Groupe Beaumanoir
- Company type: SA
- Industry: Clothing retail
- Founded: 1947
- Headquarters: Paris, France
- Number of locations: 650+
- Area served: Worldwide
- Key people: CEO : Yann Jaslet
- Products: Clothing
- Website: www.morgandetoi.com

= Morgan (clothing) =

French clothing brand

Morgan de toi is a clothing brand, owned by the French company Morgan SA. The company was established in 1947 to sell lingerie, but has since diversified.

At present it has over 650 retail outlets worldwide. Production is vertically integrated and takes place mainly in France.

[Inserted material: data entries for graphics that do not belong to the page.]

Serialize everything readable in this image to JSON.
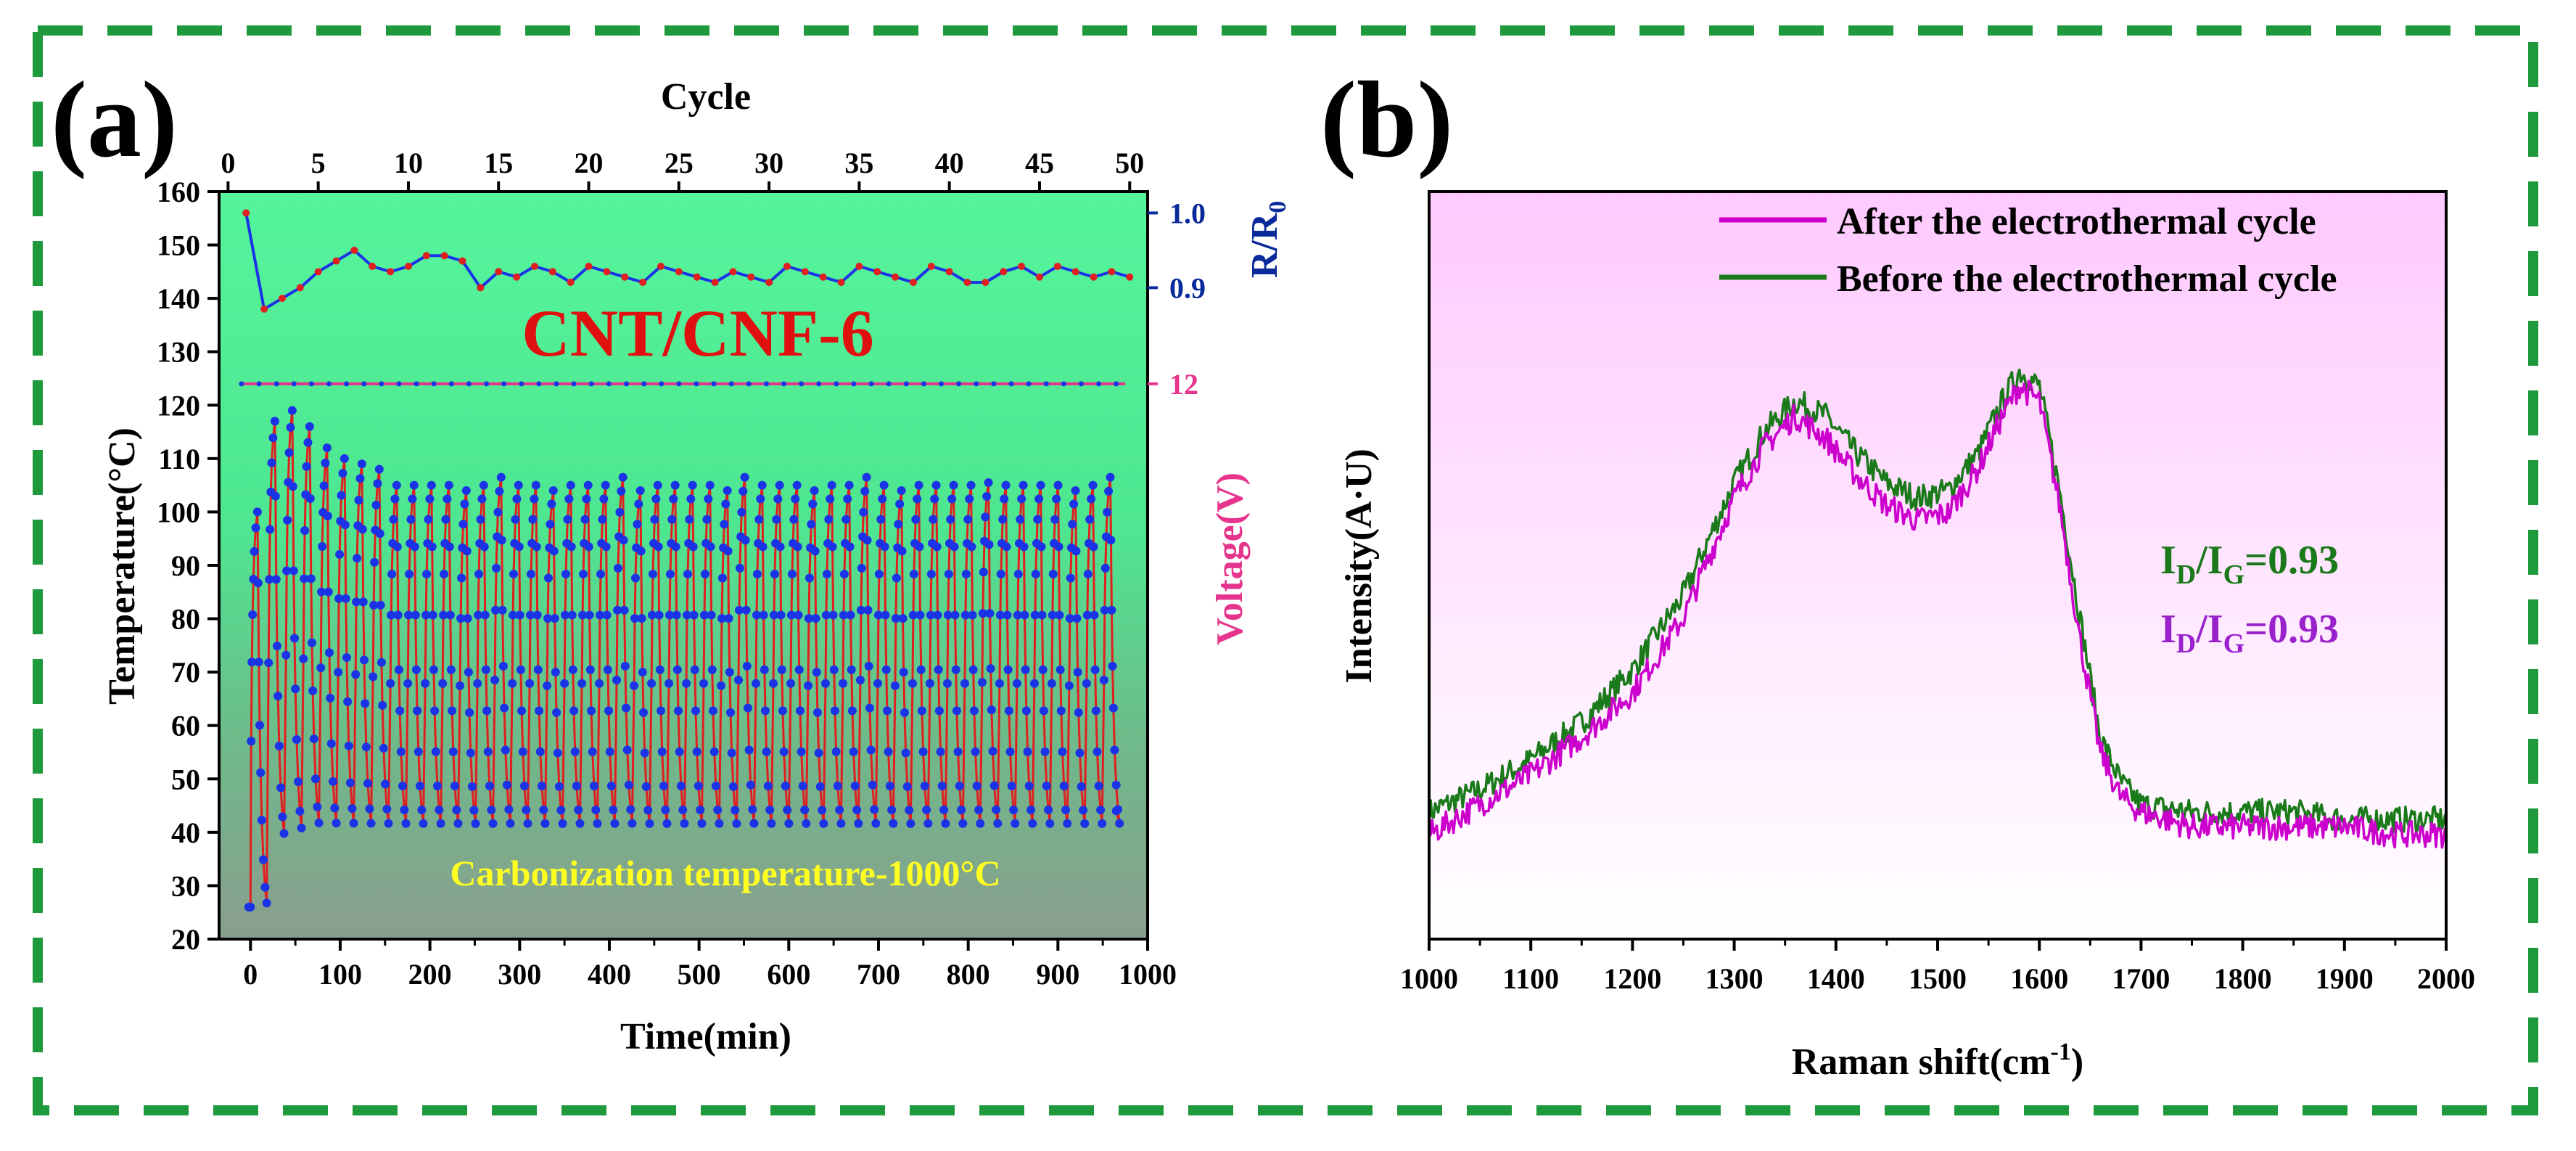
{
  "panel_a": {
    "label": "(a)",
    "sample_label": "CNT/CNF-6",
    "carbonization_text": "Carbonization temperature-1000°C",
    "chart_data": {
      "type": "line",
      "title": "",
      "xlabel": "Time(min)",
      "ylabel": "Temperature(°C)",
      "top_xlabel": "Cycle",
      "right_ylabel_r": "R/R",
      "right_ylabel_r_sub": "0",
      "right_ylabel_v": "Voltage(V)",
      "xlim": [
        -35,
        1000
      ],
      "ylim": [
        20,
        160
      ],
      "top_xlim": [
        0,
        50
      ],
      "xticks": [
        0,
        100,
        200,
        300,
        400,
        500,
        600,
        700,
        800,
        900,
        1000
      ],
      "yticks": [
        20,
        30,
        40,
        50,
        60,
        70,
        80,
        90,
        100,
        110,
        120,
        130,
        140,
        150,
        160
      ],
      "top_xticks": [
        0,
        5,
        10,
        15,
        20,
        25,
        30,
        35,
        40,
        45,
        50
      ],
      "right_r_ticks": [
        {
          "label": "1.0",
          "temp_equiv": 156
        },
        {
          "label": "0.9",
          "temp_equiv": 142
        }
      ],
      "right_v_ticks": [
        {
          "label": "12",
          "temp_equiv": 124
        }
      ],
      "cycles": 50,
      "period_min": 19.4,
      "temperature": {
        "start": 26,
        "steady_max": 105,
        "steady_min": 41,
        "early_peaks": [
          100,
          117,
          119,
          116,
          112,
          110,
          109,
          108
        ]
      },
      "resistance_ratio": {
        "cycle": [
          1,
          2,
          3,
          4,
          5,
          6,
          7,
          8,
          9,
          10,
          11,
          12,
          13,
          14,
          15,
          16,
          17,
          18,
          19,
          20,
          21,
          22,
          23,
          24,
          25,
          26,
          27,
          28,
          29,
          30,
          31,
          32,
          33,
          34,
          35,
          36,
          37,
          38,
          39,
          40,
          41,
          42,
          43,
          44,
          45,
          46,
          47,
          48,
          49,
          50
        ],
        "temp_equiv": [
          156,
          138,
          140,
          142,
          145,
          147,
          149,
          146,
          145,
          146,
          148,
          148,
          147,
          142,
          145,
          144,
          146,
          145,
          143,
          146,
          145,
          144,
          143,
          146,
          145,
          144,
          143,
          145,
          144,
          143,
          146,
          145,
          144,
          143,
          146,
          145,
          144,
          143,
          146,
          145,
          143,
          143,
          145,
          146,
          144,
          146,
          145,
          144,
          145,
          144
        ]
      },
      "voltage": {
        "value": 12,
        "temp_equiv": 124
      }
    }
  },
  "panel_b": {
    "label": "(b)",
    "id_ig_after": "I",
    "id_ig_sub_d": "D",
    "id_ig_slash": "/I",
    "id_ig_sub_g": "G",
    "id_ig_value_top": "=0.93",
    "id_ig_value_bottom": "=0.93",
    "chart_data": {
      "type": "line",
      "title": "",
      "xlabel": "Raman shift(cm",
      "xlabel_sup": "-1",
      "xlabel_end": ")",
      "ylabel": "Intensity(A·U)",
      "xlim": [
        1000,
        2000
      ],
      "ylim": [
        0,
        1
      ],
      "xticks": [
        1000,
        1100,
        1200,
        1300,
        1400,
        1500,
        1600,
        1700,
        1800,
        1900,
        2000
      ],
      "legend_position": "top-right",
      "series": [
        {
          "name": "After the electrothermal cycle",
          "color": "#cc00cc",
          "x": [
            1000,
            1050,
            1100,
            1150,
            1200,
            1250,
            1300,
            1330,
            1360,
            1390,
            1420,
            1450,
            1480,
            1510,
            1540,
            1560,
            1580,
            1600,
            1620,
            1640,
            1660,
            1680,
            1700,
            1750,
            1800,
            1850,
            1900,
            1950,
            2000
          ],
          "y": [
            0.14,
            0.18,
            0.22,
            0.27,
            0.33,
            0.43,
            0.59,
            0.66,
            0.7,
            0.67,
            0.62,
            0.58,
            0.56,
            0.57,
            0.63,
            0.69,
            0.74,
            0.72,
            0.58,
            0.4,
            0.25,
            0.19,
            0.17,
            0.15,
            0.15,
            0.15,
            0.15,
            0.14,
            0.14
          ]
        },
        {
          "name": "Before the electrothermal cycle",
          "color": "#1a7a1a",
          "x": [
            1000,
            1050,
            1100,
            1150,
            1200,
            1250,
            1300,
            1330,
            1360,
            1390,
            1420,
            1450,
            1480,
            1510,
            1540,
            1560,
            1580,
            1600,
            1620,
            1640,
            1660,
            1680,
            1700,
            1750,
            1800,
            1850,
            1900,
            1950,
            2000
          ],
          "y": [
            0.17,
            0.2,
            0.24,
            0.29,
            0.36,
            0.46,
            0.61,
            0.68,
            0.72,
            0.7,
            0.65,
            0.61,
            0.59,
            0.6,
            0.65,
            0.71,
            0.76,
            0.74,
            0.6,
            0.43,
            0.27,
            0.21,
            0.18,
            0.17,
            0.17,
            0.17,
            0.16,
            0.16,
            0.16
          ]
        }
      ]
    }
  },
  "colors": {
    "frame": "#1e9a3c",
    "red_line": "#e02020",
    "blue_point": "#1a33e6",
    "r_axis": "#0a2a9a",
    "voltage_axis": "#e6338c",
    "sample_text": "#e01010",
    "carbon_text": "#ffff22",
    "id_green": "#1a7a1a",
    "id_purple": "#9a22cc"
  }
}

The brand is targeted at women between the ages of 18 and 35. The CEO is Yann Jaslet and the headquarters are in Paris.

Morgan operates worldwide in the following arenas:
- retail stores,
- licensed stores,
- wholesale,
- mail order,
- 3rd party internet

The UK operation had moved to 7 Back Hill, London, and appointed Fergus Patterson as their managing director. The business operated stand alone retail sites as well as numerous concessions in leading department stores such as Debenhams and House of Fraser. In 2006, the company went into administration, while the French business went insolvent by December 2008.

In Friends' episode The One With Ross's Thing, Phoebe wears a Morgan t-shirt.